Durante la pandemia del coronavirus se hizo viral la inocencia de una niña pequeña al afirmar que "es mejor eso que morirse", cuando le preguntaron cámara en mano cómo sobrellevaba los estragos de las estrictas medidas sanitarias. Hubo una época en la que morirse era casi un frenesí. Fue esa larga temporada en la que un virus sin nombre empezó a extenderse entre ionquis y maricones y acentuó un estigma que se alargaría hasta nuestros días. Se vendió que todo era culpa del destape sexual y la imprudencia, como si fuera una especie de castigo divino, y por ello parte de la comunidad médica deshumanizó, inconscientes, a los moribundos con los huesos carcomidos. Por eso tener sida era estar doblemente enfermo: por el tabú y por el mal físico. Se calcula que la pandemia del sida ha matado a más de 30 millones de personas en todo el mundo desde los años 80. Una de ellas se llamaba Désiré, y su sobrino acaba de publicar un libro en el que cuenta su historia.
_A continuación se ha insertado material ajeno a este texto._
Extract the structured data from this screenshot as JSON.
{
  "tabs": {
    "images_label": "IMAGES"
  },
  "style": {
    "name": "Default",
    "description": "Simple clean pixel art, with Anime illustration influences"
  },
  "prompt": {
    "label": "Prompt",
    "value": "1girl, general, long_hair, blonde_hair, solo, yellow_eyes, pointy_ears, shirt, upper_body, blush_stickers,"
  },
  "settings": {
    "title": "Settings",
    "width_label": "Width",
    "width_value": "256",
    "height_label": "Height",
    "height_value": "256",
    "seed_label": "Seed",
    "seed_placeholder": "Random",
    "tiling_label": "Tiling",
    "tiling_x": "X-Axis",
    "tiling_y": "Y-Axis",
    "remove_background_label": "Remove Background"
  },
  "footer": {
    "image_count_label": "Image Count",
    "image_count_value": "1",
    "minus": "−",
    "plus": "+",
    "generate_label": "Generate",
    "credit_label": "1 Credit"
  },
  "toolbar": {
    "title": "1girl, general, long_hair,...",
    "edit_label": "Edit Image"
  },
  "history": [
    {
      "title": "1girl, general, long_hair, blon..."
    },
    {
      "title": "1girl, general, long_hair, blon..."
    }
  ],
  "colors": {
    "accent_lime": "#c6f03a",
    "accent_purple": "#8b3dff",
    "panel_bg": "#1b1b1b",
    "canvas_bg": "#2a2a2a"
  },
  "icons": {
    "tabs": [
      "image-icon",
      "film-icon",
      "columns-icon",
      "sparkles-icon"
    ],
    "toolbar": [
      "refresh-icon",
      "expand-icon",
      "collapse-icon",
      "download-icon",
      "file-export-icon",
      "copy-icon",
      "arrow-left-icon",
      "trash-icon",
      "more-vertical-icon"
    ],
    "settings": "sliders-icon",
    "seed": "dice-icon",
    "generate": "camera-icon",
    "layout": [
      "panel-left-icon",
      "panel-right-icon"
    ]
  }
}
Cuarenta años después que el síndrome de la inmunodeficiencia adquirida se llevara a su tío, el escritor francés Anthony Passeron decidió indagar sobre el silencio familiar. Nadie hablaba del pasado, apenas sabía qué había sucedido, y sus propios padres se habían enterrado en esa espiral misteriosa que esconde el propio dolor. El resultado es Los hijos dormidos (Libros del Asteroide, con traducción de Palmira Feixas), una radiografía realmente conmovedora de ese mal que empezó en Los Angeles en 1981. El autor lo hila con una narrativa entre cruenta y emotiva en la que intercala, capítulo a capítulo, la historia de su familia con los pasos que siguió la comunidad científica para erradicar el virus. La desesperación se lee en cada página. Passeron hace una panorámica completa del desastre macro pero no se olvida jamás del sufrimiento humano, despojando a los pacientes de ser meros números olvidados. Lo hace a partir de una instantánea cruel y fría a ratos, recreando el desafecto social que impregnó los años más duros del sida, pero también se acerca al tabú con una temible delicadeza asustadiza.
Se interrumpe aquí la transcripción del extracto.